Kann die Weltwirtschaft immer weiter zunehmen, ohne an ein Limit zu stoßen? Diese Frage wird nicht erst gestellt, seit Chinas Rohstoffhunger ins Unermessliche zu wachsen scheint. Ob der globalen Ökonomie natürliche Grenzen gesetzt sind, darüber machten sich schon vor gut dreißig Jahren der Ökonom Dennis Meadows und seine Mitarbeiter Gedanken. Das Team am Massachusetts Institute of Technology erarbeitete 1972 mit Hilfe eines Computermodells einen Bericht für den Club of Rome, der Furore machte. "Die Grenzen des Wachstums" hieß das schmale Buch.

Dessen These war: Die zur Neige gehenden Ressourcen und eine sich explosionsartig vermehrende Weltbevölkerung müssen Mitte des 21. Jahrhunderts zu einem gigantischen Desaster führen. Ein Dritteljahrhundert danach zieht jetzt ein Autor Zwischenbilanz: Paul Erbrich lehrt Naturphilosophie als Professor der privaten Hochschule für Philosophie in München, die vom Orden der Jesuiten in Deutschland getragen wird. Das Buch des Wissenschaftlers ist zugleich der achte Band einer Reihe, die eine Stiftung an seiner Hochschule herausgibt.

Das Motto der Serie lautet "Globale Solidarität – Schritte zu einer neuen Weltkultur". In diesem Sinn versucht Erbrich, die Argumente von Meadows und seinen Kollegen noch einmal nachzuprüfen, zu erklären, was sich anders entwickelt hat, und darüber zu spekulieren, wie die Zukunft aussehen könnte und welche Optionen der Menschheit offen stehen. Fürwahr ein titanisches Thema, und so nimmt es auch nicht wunder, dass der Autor nach eigenem Bekunden seit den 1970er Jahren über seinem Werk gebrütet hat.

Der Bericht geht von zwei Szenarien jener Zeit aus: Anders als die Computerstudie von Meadows, die ungebremstes Wirtschaftswachstum annahm, setzte das weniger bekannte "Bariloche"-Modell auf eine politische Utopie: Die lateinamerikanischen Forscher, die bereits Mitte der 1970er Jahre mit Mitteln der Fundación Bariloche ein Gegenmodell zu den "Grenzen des Wachstums" aufstellten, hofften, die Kluft zwischen armen und reichen Ländern könnte verringert werden. Indem der Autor an die beiden gegensätzlichen Prognosen anknüpft, spannt er einen Bogen über die entscheidenden Themen Bevölkerungswachstum, Ernährung, Rohstoffe, Energie und Klima. Schließlich wagt er den Versuch, wiederum einen Blick in die Zukunft zu werfen.
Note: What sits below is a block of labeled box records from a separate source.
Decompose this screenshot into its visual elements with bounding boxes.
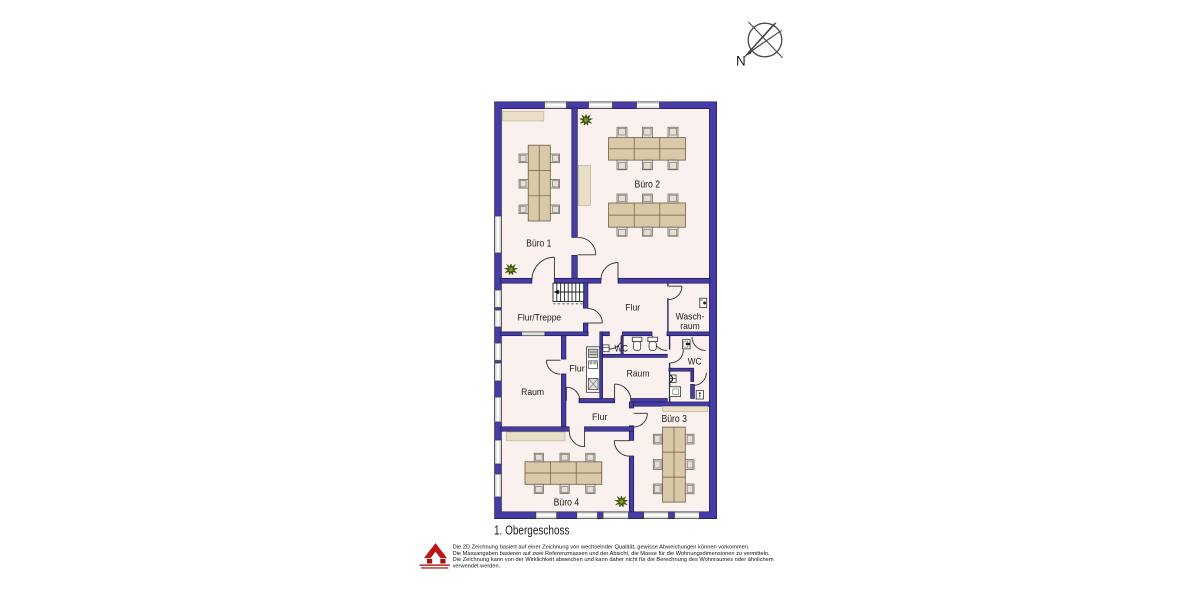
svg-text:Flur: Flur [625, 302, 640, 313]
svg-text:Raum: Raum [627, 368, 650, 379]
svg-text:Flur/Treppe: Flur/Treppe [518, 312, 562, 323]
svg-text:raum: raum [680, 321, 700, 332]
svg-text:Flur: Flur [592, 412, 607, 423]
svg-text:Flur: Flur [569, 364, 584, 375]
svg-text:Die Massangaben basieren auf z: Die Massangaben basieren auf zwei Refere… [453, 551, 770, 557]
svg-text:Büro 4: Büro 4 [554, 498, 580, 509]
svg-text:N: N [736, 54, 746, 69]
svg-text:Die 2D Zeichnung basiert auf e: Die 2D Zeichnung basiert auf einer Zeich… [453, 545, 750, 551]
svg-text:WC: WC [614, 343, 628, 354]
svg-text:Büro 3: Büro 3 [661, 414, 687, 425]
svg-text:Raum: Raum [521, 387, 544, 398]
svg-text:Die Zeichnung kann von der Wir: Die Zeichnung kann von der Wirklichkeit … [453, 557, 774, 563]
svg-text:Büro 1: Büro 1 [526, 239, 551, 250]
svg-text:Büro 2: Büro 2 [635, 179, 661, 190]
svg-text:verwendet werden.: verwendet werden. [453, 564, 501, 570]
svg-text:1. Obergeschoss: 1. Obergeschoss [494, 523, 570, 537]
svg-text:WC: WC [688, 356, 702, 367]
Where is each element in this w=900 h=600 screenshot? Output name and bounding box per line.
Die Frucht von Erbrichs jahrzehntelangen Bemühungen ist ein wohldurchdachtes, ausführliches Buch, dem man die Redlichkeit des Autors jederzeit anmerkt. Die zahlreichen Diagramme sind sehr informativ und gut belegt, wenn auch – da schwarz-weiß – keine Augenweide. Um den Leser nicht gleich mit allzu vielen Details und Zahlen zu überschütten, hat Erbrich durch kleinere Schriftgröße die Beispiele und Einzelheiten markiert, die zum Verständnis des Großen und Ganzen nicht unbedingt notwendig sind.

Für den Autor charakteristisch ist, dass er von sehr grundsätzlichen Fragen zum Konkreten vorstößt. "Wie kam es so weit?", fragt er ganz zu Beginn und erläutert erst einmal die Neolithische Revolution. "Was ist Energie?" heißt die Einleitung eines späteren Kapitels. Dass Erbrich bei Adam und Eva anfängt, leistet allerdings dem Leser oftmals gute Dienste. Denn wer wüsste beispielsweise auf Anhieb zu sagen, wo welche Rohstoffe in der Erdkruste zu finden sind?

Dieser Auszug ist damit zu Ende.